Pancreatite Pós-Colecistectomia: Diagnóstico e Manejo

SES-PE - Secretaria de Estado de Saúde de Pernambuco — Prova 2025

Enunciado

Paciente, 23 anos, sétimo dia de pós-operatório de colecistectomia videolaparoscopica procura serviço de urgência com dor abdominal intensa e vômitos, refratários à medicação oral. Ao exame físico: Consciente, orientada, eupneica, corada, anictérica, algo deshidratada, taquipneica (+/4+), FC 100bpm, PA 110x70mmHg. Abdome distendido, doloroso sobretudo em quadrantes superiores com sinais de irritação peritoneal, feridas operatórias sem alterações. Sobre o quadro em questão, é CORRETO afirmar que

Alternativas

  1. A) a causa mais provável é um abscesso cavitário por hematoma infectado, sendo necessária a reoperação.
  2. B) o diagnóstico provável é coledocolitíase residual cursando com colangite, sendo necessário CPER.
  3. C) é uma provável lesão de vias biliares com coleperitônio, sendo necessário drenagem percutânea.
  4. D) dor do pós-operatório, em paciente com baixo limiar, necessário apenas medicar e controle sintomático.
  5. E) Diagnóstico provável de pancreatite aguda pós-operatória, sendo necessários exames laboratoriais para confirmar o diagnóstico. Tratamento clínico de suporte seria indicado.

Pérola Clínica

Dor abdominal intensa + vômitos + irritação peritoneal no 7º PO de colecistectomia → suspeitar pancreatite aguda ou lesão biliar.

Resumo-Chave

A pancreatite aguda é uma complicação rara, mas grave, da colecistectomia, podendo ocorrer por manipulação do ducto biliar comum ou por cálculos residuais. A apresentação com dor abdominal intensa, vômitos e sinais de irritação peritoneal, especialmente nos quadrantes superiores, é sugestiva.

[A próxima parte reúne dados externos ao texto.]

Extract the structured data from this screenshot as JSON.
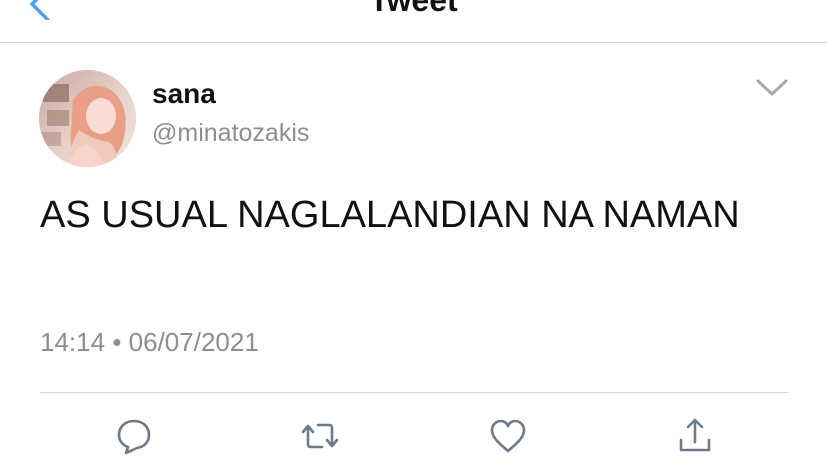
{
  "header": {
    "title": "Tweet",
    "back_icon": "back-chevron-icon",
    "accent_color": "#4a9ff0"
  },
  "author": {
    "display_name": "sana",
    "handle": "@minatozakis",
    "avatar_icon": "profile-avatar"
  },
  "tweet": {
    "text": "AS USUAL NAGLALANDIAN NA NAMAN",
    "time": "14:14",
    "separator": "•",
    "date": "06/07/2021"
  },
  "actions": [
    {
      "name": "reply",
      "icon": "reply-icon"
    },
    {
      "name": "retweet",
      "icon": "retweet-icon"
    },
    {
      "name": "like",
      "icon": "heart-icon"
    },
    {
      "name": "share",
      "icon": "share-icon"
    }
  ],
  "colors": {
    "text": "#111111",
    "muted": "#8a8f94",
    "icon": "#6b7b8a",
    "divider": "#d6d6d6"
  }
}
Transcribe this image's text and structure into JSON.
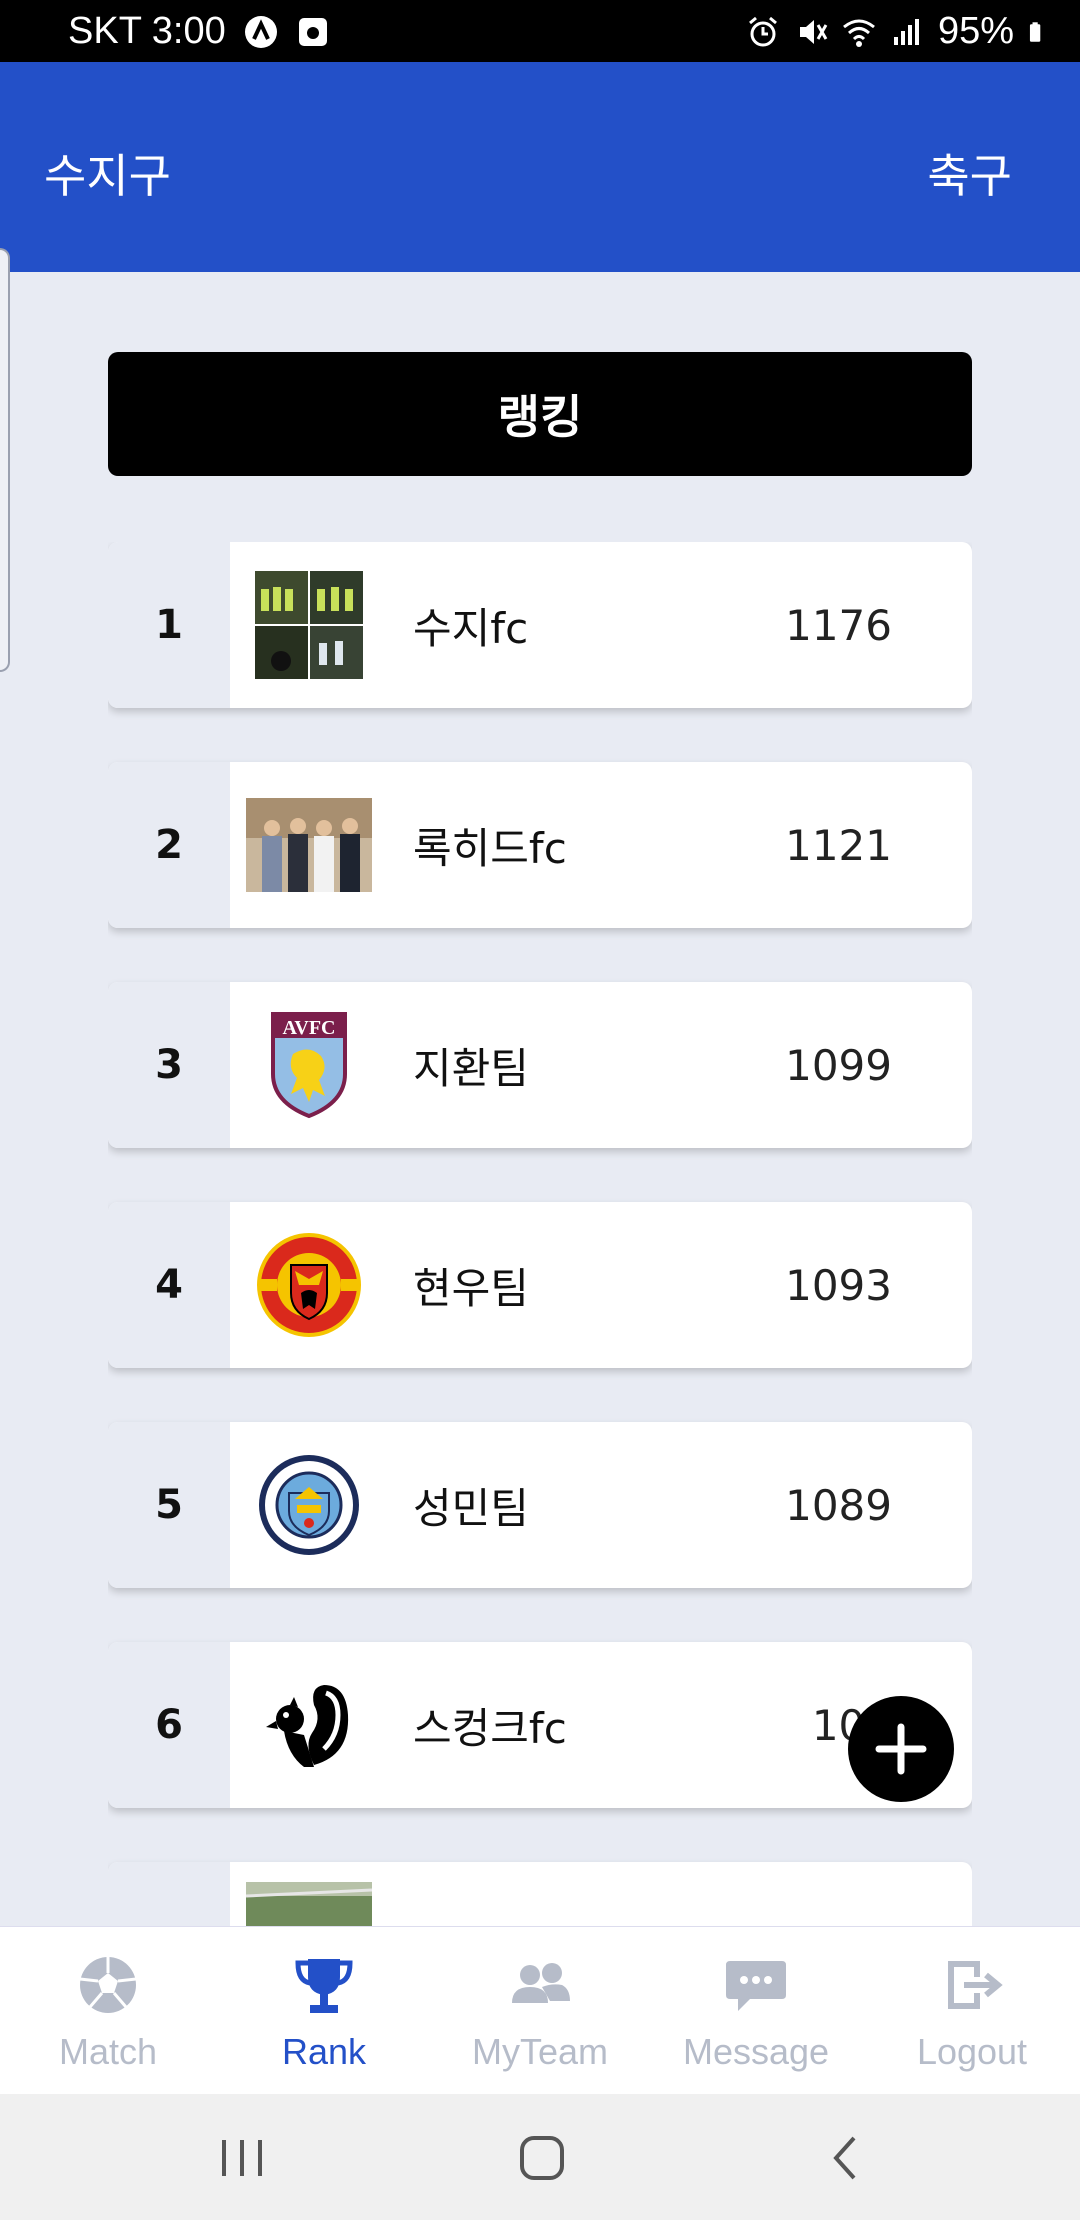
{
  "status_bar": {
    "carrier_time": "SKT 3:00",
    "battery": "95%",
    "icons_left": [
      "ride-icon",
      "media-icon"
    ],
    "icons_right": [
      "alarm-icon",
      "mute-icon",
      "wifi-icon",
      "signal-icon",
      "battery-icon"
    ]
  },
  "header": {
    "region": "수지구",
    "sport": "축구",
    "color": "#2350c8"
  },
  "banner": {
    "title": "랭킹"
  },
  "teams": [
    {
      "rank": "1",
      "name": "수지fc",
      "points": "1176",
      "logo": "team-photo"
    },
    {
      "rank": "2",
      "name": "록히드fc",
      "points": "1121",
      "logo": "team-photo"
    },
    {
      "rank": "3",
      "name": "지환팀",
      "points": "1099",
      "logo": "avfc-crest"
    },
    {
      "rank": "4",
      "name": "현우팀",
      "points": "1093",
      "logo": "man-united-crest"
    },
    {
      "rank": "5",
      "name": "성민팀",
      "points": "1089",
      "logo": "man-city-crest"
    },
    {
      "rank": "6",
      "name": "스컹크fc",
      "points": "107",
      "logo": "skunk-logo"
    }
  ],
  "crest_texts": {
    "avfc": "AVFC"
  },
  "bottom_nav": {
    "items": [
      {
        "label": "Match",
        "icon": "soccer-ball-icon"
      },
      {
        "label": "Rank",
        "icon": "trophy-icon"
      },
      {
        "label": "MyTeam",
        "icon": "users-icon"
      },
      {
        "label": "Message",
        "icon": "chat-icon"
      },
      {
        "label": "Logout",
        "icon": "logout-icon"
      }
    ],
    "active": "Rank"
  },
  "colors": {
    "accent": "#2350c8",
    "inactive": "#b6bcc9",
    "page_bg": "#e8ebf3"
  }
}
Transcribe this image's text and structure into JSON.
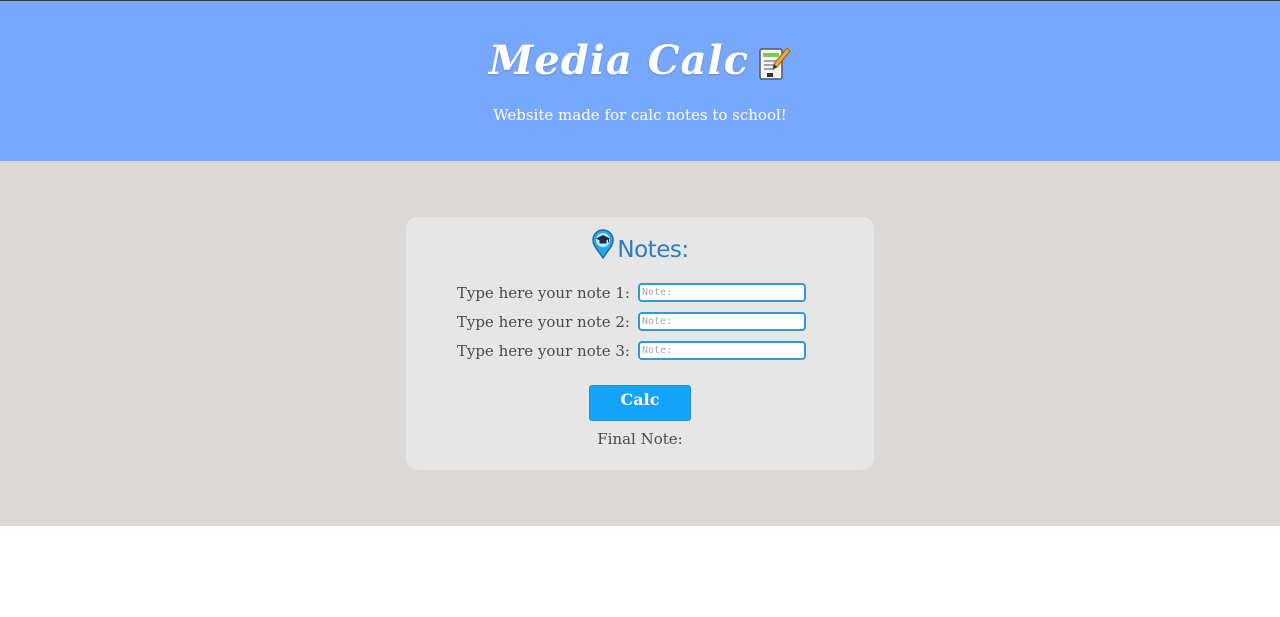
{
  "header": {
    "title": "Media Calc",
    "title_icon": "memo-icon",
    "tagline": "Website made for calc notes to school!",
    "background": "#78a8fc"
  },
  "main": {
    "background": "#dbd8d7"
  },
  "card": {
    "title": "Notes:",
    "title_icon": "graduation-cap-pin-icon",
    "fields": [
      {
        "label": "Type here your note 1:",
        "placeholder": "Note:",
        "value": ""
      },
      {
        "label": "Type here your note 2:",
        "placeholder": "Note:",
        "value": ""
      },
      {
        "label": "Type here your note 3:",
        "placeholder": "Note:",
        "value": ""
      }
    ],
    "calc_button_label": "Calc",
    "final_note_label": "Final Note:",
    "accent_color": "#14a3fa",
    "title_color": "#2a7ec0"
  }
}
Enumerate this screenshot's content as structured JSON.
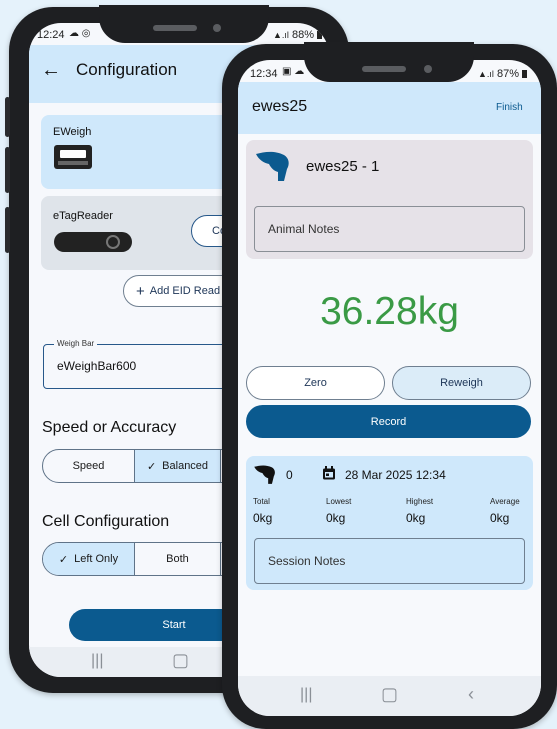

Exames laboratoriais (amilase/lipase) são cruciais para o diagnóstico, e o tratamento inicial é de suporte.

Contexto Educacional

A colecistectomia videolaparoscópica é um dos procedimentos cirúrgicos mais comuns, mas não é isenta de complicações. A pancreatite aguda pós-colecistectomia, embora rara (incidência de 0,1-1%), é uma complicação grave que pode levar a morbidade e mortalidade significativas. É fundamental que residentes reconheçam seus sinais e sintomas para um diagnóstico e manejo precoces. A fisiopatologia da pancreatite pós-colecistectomia está frequentemente relacionada à manipulação do ducto biliar comum, lesão iatrogênica ou migração de cálculos biliares residuais. O quadro clínico se manifesta com dor abdominal intensa, vômitos refratários, distensão abdominal e sinais de irritação peritoneal, geralmente nos primeiros dias a uma semana após a cirurgia. O diagnóstico é confirmado pela elevação de amilase e lipase séricas em três vezes o limite superior da normalidade, associado à clínica e achados de imagem. O tratamento da pancreatite aguda é predominantemente de suporte, visando estabilizar o paciente e prevenir complicações. Inclui hidratação venosa vigorosa, analgesia, controle de náuseas e vômitos, e jejum. Em casos de pancreatite biliar, a colangiopancreatografia endoscópica retrógrada (CPER) pode ser indicada para desobstrução biliar. O prognóstico depende da gravidade da pancreatite e da presença de complicações sistêmicas ou locais.

Perguntas Frequentes

Quais são as principais causas de pancreatite aguda pós-colecistectomia?

As principais causas incluem manipulação traumática do ducto biliar comum durante a cirurgia, cálculos biliares residuais no colédoco que migram para o ducto pancreático, ou lesão térmica/elétrica próxima ao pâncreas.

Como diferenciar pancreatite aguda de lesão de vias biliares no pós-operatório?

Ambas podem causar dor abdominal e irritação peritoneal. A pancreatite aguda é confirmada por elevação de amilase e lipase séricas. A lesão de vias biliares com coleperitônio pode ser sugerida por drenagem biliar ou exames de imagem como TC ou colangiopancreatografia por ressonância magnética (CPRM).

Qual o tratamento inicial para pancreatite aguda pós-operatória?

O tratamento é primariamente de suporte, incluindo hidratação venosa agressiva, analgesia adequada, controle de náuseas e vômitos, e jejum. Em casos graves, pode ser necessária terapia intensiva e monitoramento de complicações.